As Christensen and colleagues wrote in their recent book Competing against Luck, successful innovations “perform jobs that formerly had only inadequate or nonexistent solutions”—or that weren’t even recognized as needs until they were met.21

There are functional jobs (getting better gas mileage, for example), social jobs (wanting to be perceived as more energetic and confident than you might feel), and emotional jobs (wanting to feel like you’re a better spouse or parent) that businesses need to understand and respond to. Frequently, more than one job is relevant, which means that you must know how to prioritize them in terms of their degree of importance and the level of satisfaction that they provide.
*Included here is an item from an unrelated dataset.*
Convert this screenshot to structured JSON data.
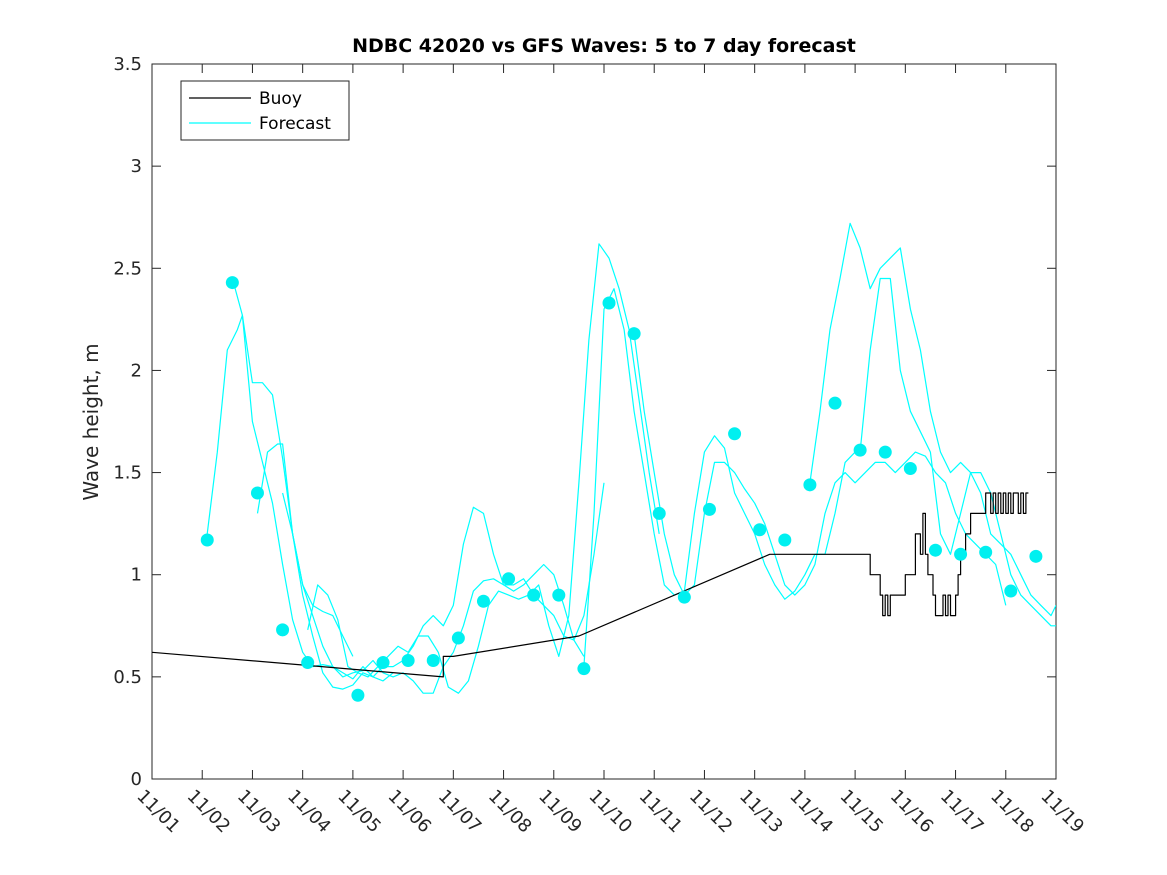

It’s also important to remember that the job to be done framework applies not just to your potential customers but to other stakeholders as well. Airbnb and Uber, for example, fulfill critical jobs on both the supply and the demand ends of their industries—allowing car and home owners to monetize their currently unproductive assets by giving people rides or renting space, while offering people who need to rent transportation or temporary accommodations a digitally accessible (and often cheaper) alternative to traditional taxis and car services and hotels. Another classic example of this is in healthcare, where the jobs to be done of payors, providers, and various regulatory bodies weigh as heavily as the patients’ jobs to be done.

Focusing on your customers’ future circumstances and jobs—as opposed to building off of your existing products’ features or your customers’ stated needs of today—gives you a better way to understand your opportunities. This is why a jobs-to-be-done approach is foundational for the design of future-back strategies, as you will see in chapter 3.

In the next three chapters, we will take you through our future-back vision and strategy development process, starting with a blank sheet of paper and ending with a set of concrete business initiatives. As you will see, vision and strategy development is never a one-and-done; leaders must revisit and reshape it continually as their assumptions are tested against reality.